I am wondering if it is possible to generalize the Hadamard test for computing $\text{Re} \langle \phi | U | \psi \rangle$ (different states for left and right operands).

Answer 1

Yes, it is possible to adapt the Hadamard test to compute the real and imaginary parts of expectation values of the form $\langle \phi | U | \psi \rangle$, as shown in the figure below, where $|\psi \rangle \langle 0|$ corresponds to a unitary operation that prepares the state $|\psi \rangle$ starting from the fiducial state $|0\rangle$ and, as usual, the filled (empty) circle denotes a controlled-operation where the nontrivial action on the target-qubit(s) is triggered when the control-qubit is in state $|1\rangle$ ($|0\rangle$). As in the standard version of the Hadamard test, upon setting $b = 0$ ($b = 1$), the real (imaginary) part is given by $2P_0-1$, where $P_0$ is the probability of measuring the ancillary qubit in state $|0\rangle$. This is valid for an arbitrary number of qubits $n$ in the main register.

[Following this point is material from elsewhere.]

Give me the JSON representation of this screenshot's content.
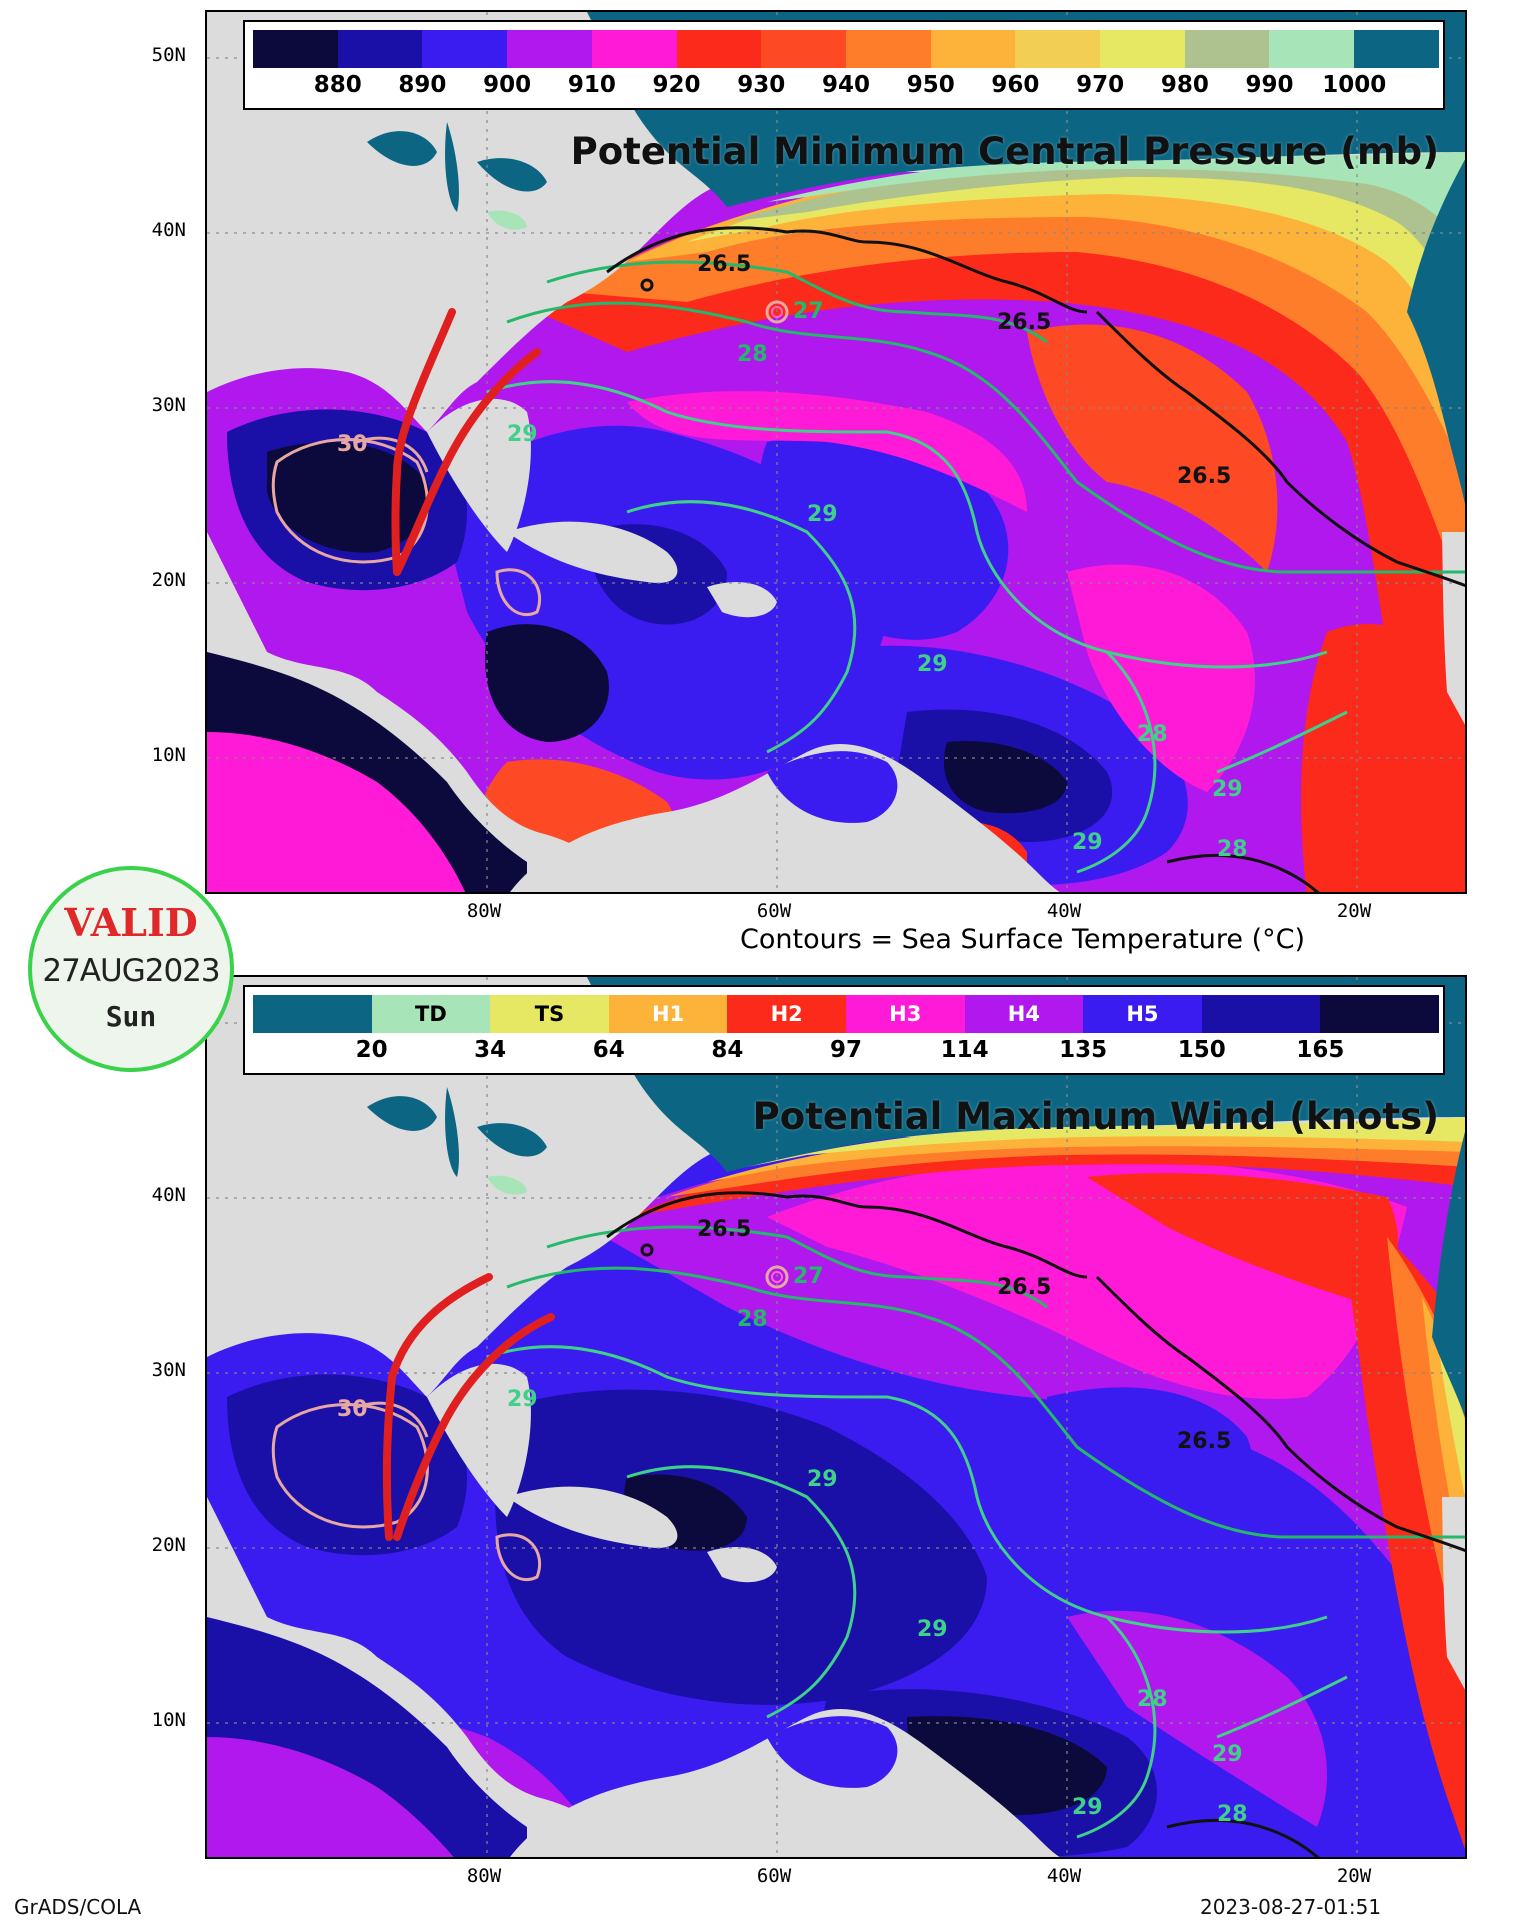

P.S.: As @gIS noted in a comment below before I made this update, this circuit does not compute $\textrm{Re}\langle\phi|U|\psi\rangle$ in the same sense that the SWAP test computes $|\langle\phi|\psi\rangle|^2$ or the original Hadamard test computes the real and imaginary parts of $\langle\psi|U|\psi\rangle$. Indeed, this adaptation of the Hadamard test does not take $|\psi\rangle$ and $|\phi\rangle$ as inputs, but rather encodes them via unitaries within the circuit itself. In fact, there cannot be a circuit taking $|\psi\rangle$ and $|\phi\rangle$ and giving as output the real part of $\langle\phi|U|\psi\rangle$, as that quantity would depend on the unphysical global phases of the ket states.